Previous studies have failed to show any benefit from gancyclovir, leflunamide topotecan, mefloquine, cidofovir, ara-c and interferon alpha.
There are case reports claiming benefit from using mirtazepine or risperdone or other serotonin receptor inhibitors which theoretically could antagonize  JCV cell entry.

Early detection is primordial
The decision to PLEX will depend on the location and size of the PML lesion with consideration of the potential IRIS related subsequent impact.
Mirtazepine and IVIG are safe and potentially helpful
Immunosuppressant therapy for IRIS or MS rebound either with maraviroc or corticosteroids should be dictated by clinical evolution, gadolinium enhanced MRI changes and CSF JCV titers.

Dimethyl Fumarate (DMF)

DMF in clinical trials induced a 32% reduction from baseline in mean lymphocyte counts by week 8. The nadir tended to be achieved by month 6. On average, approximately 5% of patients reached a grade 3 or more lymphocytopenia.

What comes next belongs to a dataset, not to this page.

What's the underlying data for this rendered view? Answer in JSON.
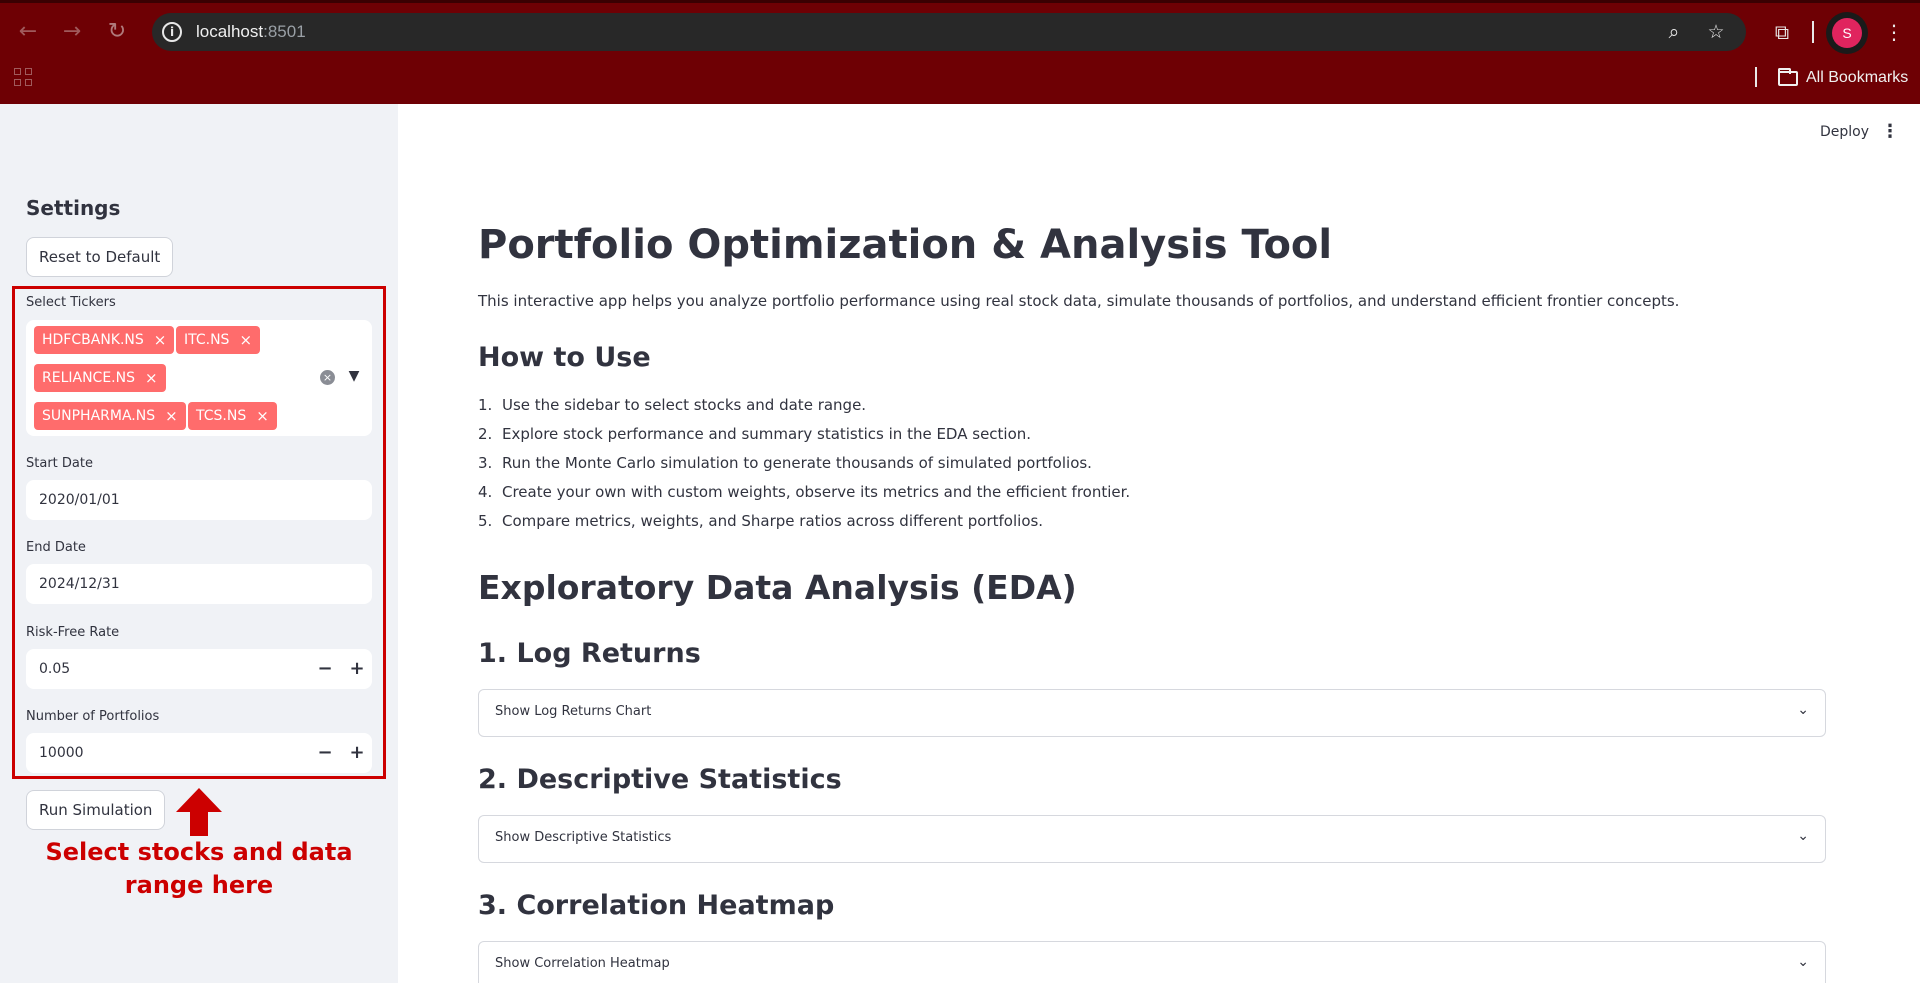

Cases of PML have been reported with all three commercially available fumaric acid esters. Cases were associated with older age and persistent grade 3 lymphocytopenia

More recently, however, 3 cases of PML unassociated with persistent grade 3 lymphocytopenia have been noted.


In pivotal studies, fingolimod reduced ALC to a mean of 500 cells/mm3 and was discontinued only when ALC fell below 200 cells/mm. In one series, 15% of patients reached grade 4 (< 200 /mm) lymphocytopenia. Only a few cases of fingolimod associated PML have been reported.

The FDA has issued a warning on the fingolimod label but as of recent no recommendations have been issued.